The thing I've in mind is something like:

rdstcp (get tsc and cpu atomic) this is fundamental without tsc
and cpu read atomically nothing of the below is possible

read D from cpu we got from rdtscp (seqlock)
smb_rmb()
check that D isn't during the race condition (last LSB clear
or similar) or restart
rdstcp again (tsc and cpu atomic)
check that cpu is still the same or restart
index the per-cpu array and get the safe A B C
smp_rmb()
read per-cpu D again and check that it didn't change or restart

Then you have tsc, A, B and C all atomic. N is a constant. rdtsc again
is fundamental in getting this info all atomic w/o accessing the
southbridge and without expensive asm instruction.

> if you lose your tick in the middle of those reads any number of things
> can happen to screw the computation... including being scheduled on
> another core and mixing values from two cores.

Being scheduled in another core is normal. continuing gettimeofday
from another core after you have the tsc value is just fine.

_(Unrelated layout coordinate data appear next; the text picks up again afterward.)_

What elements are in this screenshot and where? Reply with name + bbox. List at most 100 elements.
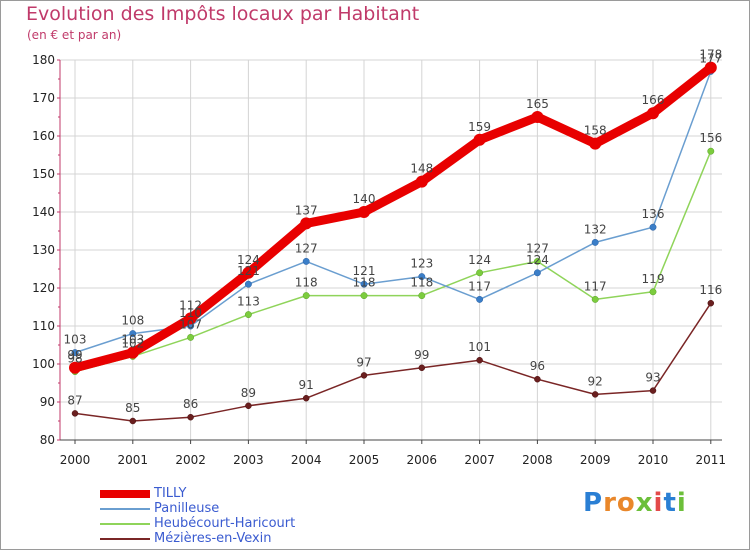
data-labels: 9910311212413714014815916515816617810310… xyxy=(64,48,723,415)
data-point-heubecourt-haricourt xyxy=(418,292,426,300)
data-point-panilleuse xyxy=(129,330,137,338)
data-point-mezieres-en-vexin xyxy=(129,417,137,425)
y-tick-label: 100 xyxy=(32,357,55,371)
logo-letter: o xyxy=(616,488,636,518)
data-point-mezieres-en-vexin xyxy=(534,375,541,383)
data-label-tilly: 137 xyxy=(295,203,318,217)
y-tick-label: 140 xyxy=(32,205,55,219)
data-point-mezieres-en-vexin xyxy=(476,356,483,364)
data-point-mezieres-en-vexin xyxy=(360,372,368,379)
data-label-mezieres-en-vexin: 96 xyxy=(530,359,545,373)
y-tick-label: 90 xyxy=(40,395,55,409)
x-tick-label: 2011 xyxy=(696,453,727,467)
data-label-tilly: 99 xyxy=(67,348,82,362)
data-point-tilly xyxy=(184,312,197,325)
data-label-mezieres-en-vexin: 89 xyxy=(241,386,256,400)
chart-title: Evolution des Impôts locaux par Habitant xyxy=(26,3,420,25)
data-point-panilleuse xyxy=(244,280,252,288)
data-point-mezieres-en-vexin xyxy=(649,387,657,394)
data-point-heubecourt-haricourt xyxy=(302,292,310,300)
data-point-panilleuse xyxy=(533,269,541,277)
logo-letter: P xyxy=(583,488,604,518)
legend-item-mezieres-en-vexin: Mézières-en-Vexin xyxy=(100,531,295,546)
data-label-tilly: 158 xyxy=(584,124,607,138)
data-label-heubecourt-haricourt: 117 xyxy=(584,279,607,293)
legend-item-panilleuse: Panilleuse xyxy=(100,501,295,516)
legend: TILLY Panilleuse Heubécourt-Haricourt Méziè… xyxy=(100,486,295,546)
y-tick-label: 130 xyxy=(32,243,55,257)
data-point-tilly xyxy=(589,137,602,150)
data-label-heubecourt-haricourt: 124 xyxy=(468,253,491,267)
data-label-mezieres-en-vexin: 93 xyxy=(645,371,660,385)
data-point-tilly xyxy=(358,206,370,218)
y-tick-label: 120 xyxy=(32,281,55,295)
data-point-heubecourt-haricourt xyxy=(533,257,541,265)
data-point-tilly xyxy=(300,217,313,230)
data-label-heubecourt-haricourt: 118 xyxy=(410,276,433,290)
logo-letter: t xyxy=(663,488,677,518)
logo-letter: i xyxy=(676,488,687,518)
logo-letter: x xyxy=(635,488,654,518)
y-tick-label: 180 xyxy=(32,53,55,67)
data-label-tilly: 159 xyxy=(468,120,491,134)
legend-label: Heubécourt-Haricourt xyxy=(154,516,296,531)
x-tick-label: 2001 xyxy=(118,453,149,467)
data-label-mezieres-en-vexin: 91 xyxy=(299,378,314,392)
x-tick-label: 2000 xyxy=(60,453,91,467)
x-tick-label: 2004 xyxy=(291,453,322,467)
data-label-mezieres-en-vexin: 116 xyxy=(699,283,722,297)
y-tick-label: 80 xyxy=(40,433,55,447)
data-point-heubecourt-haricourt xyxy=(707,147,715,155)
data-point-heubecourt-haricourt xyxy=(649,288,657,296)
data-point-tilly xyxy=(473,133,486,146)
data-label-tilly: 112 xyxy=(179,298,202,312)
data-point-tilly xyxy=(704,61,717,74)
data-label-panilleuse: 110 xyxy=(179,306,202,320)
data-point-tilly xyxy=(647,107,659,120)
data-point-panilleuse xyxy=(476,295,484,303)
y-tick-label: 110 xyxy=(32,319,55,333)
series-layer xyxy=(69,61,717,425)
data-label-mezieres-en-vexin: 97 xyxy=(356,355,371,369)
legend-label: Panilleuse xyxy=(154,501,220,516)
axes: 80 90 100 110 120 130 140 150 160 170 180 2000 2001 2… xyxy=(32,53,726,467)
data-label-heubecourt-haricourt: 119 xyxy=(642,272,665,286)
legend-swatch xyxy=(100,522,150,525)
data-label-panilleuse: 103 xyxy=(64,333,87,347)
data-label-panilleuse: 121 xyxy=(237,264,260,278)
data-label-heubecourt-haricourt: 127 xyxy=(526,241,549,255)
data-label-mezieres-en-vexin: 99 xyxy=(414,348,429,362)
data-label-panilleuse: 136 xyxy=(642,207,665,221)
grid-lines xyxy=(60,59,722,440)
legend-label: Mézières-en-Vexin xyxy=(154,531,272,546)
data-label-mezieres-en-vexin: 87 xyxy=(67,393,82,407)
data-point-panilleuse xyxy=(649,223,657,231)
data-label-panilleuse: 132 xyxy=(584,222,607,236)
data-point-panilleuse xyxy=(418,273,426,281)
data-label-panilleuse: 123 xyxy=(410,257,433,271)
data-label-panilleuse: 117 xyxy=(468,279,491,293)
y-tick-label: 170 xyxy=(32,91,55,105)
data-point-heubecourt-haricourt xyxy=(476,269,484,277)
data-point-panilleuse xyxy=(71,349,79,357)
data-label-panilleuse: 127 xyxy=(295,241,318,255)
x-tick-label: 2006 xyxy=(407,453,438,467)
data-point-tilly xyxy=(242,266,255,279)
data-point-mezieres-en-vexin xyxy=(418,364,426,372)
x-tick-label: 2008 xyxy=(522,453,553,467)
y-tick-label: 160 xyxy=(32,129,55,143)
data-label-panilleuse: 121 xyxy=(353,264,376,278)
legend-swatch xyxy=(100,489,150,498)
data-point-heubecourt-haricourt xyxy=(591,295,599,303)
logo-letter: i xyxy=(653,488,664,518)
series-line-tilly xyxy=(70,63,716,373)
data-point-tilly xyxy=(415,175,428,188)
data-label-panilleuse: 177 xyxy=(699,51,722,65)
data-point-mezieres-en-vexin xyxy=(245,402,252,410)
data-label-heubecourt-haricourt: 118 xyxy=(295,276,318,290)
data-label-tilly: 124 xyxy=(237,253,260,267)
data-point-heubecourt-haricourt xyxy=(360,292,368,300)
data-point-panilleuse xyxy=(360,280,368,288)
data-label-heubecourt-haricourt: 113 xyxy=(237,295,260,309)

If something the problem is to generate A B C in per-cpu data with a
per-cpu seqlock around it. That's the job for the per-cpu kernel
thread.

The only real trouble I see is the offset from the last irq. It's
possible to make this to work we need to rotate the timer irq across
all cpus at regular intervals (before the tsc2usec measurement error
showup).

> oh i think there are several solutions which will work... and i also think
> rdtscp wasn't a necessary addition to the ISA :)

Please don't suggest me the userland rsp manual unwinding, that's
orders of magnitude more fragile and it sounds much more complex too ;).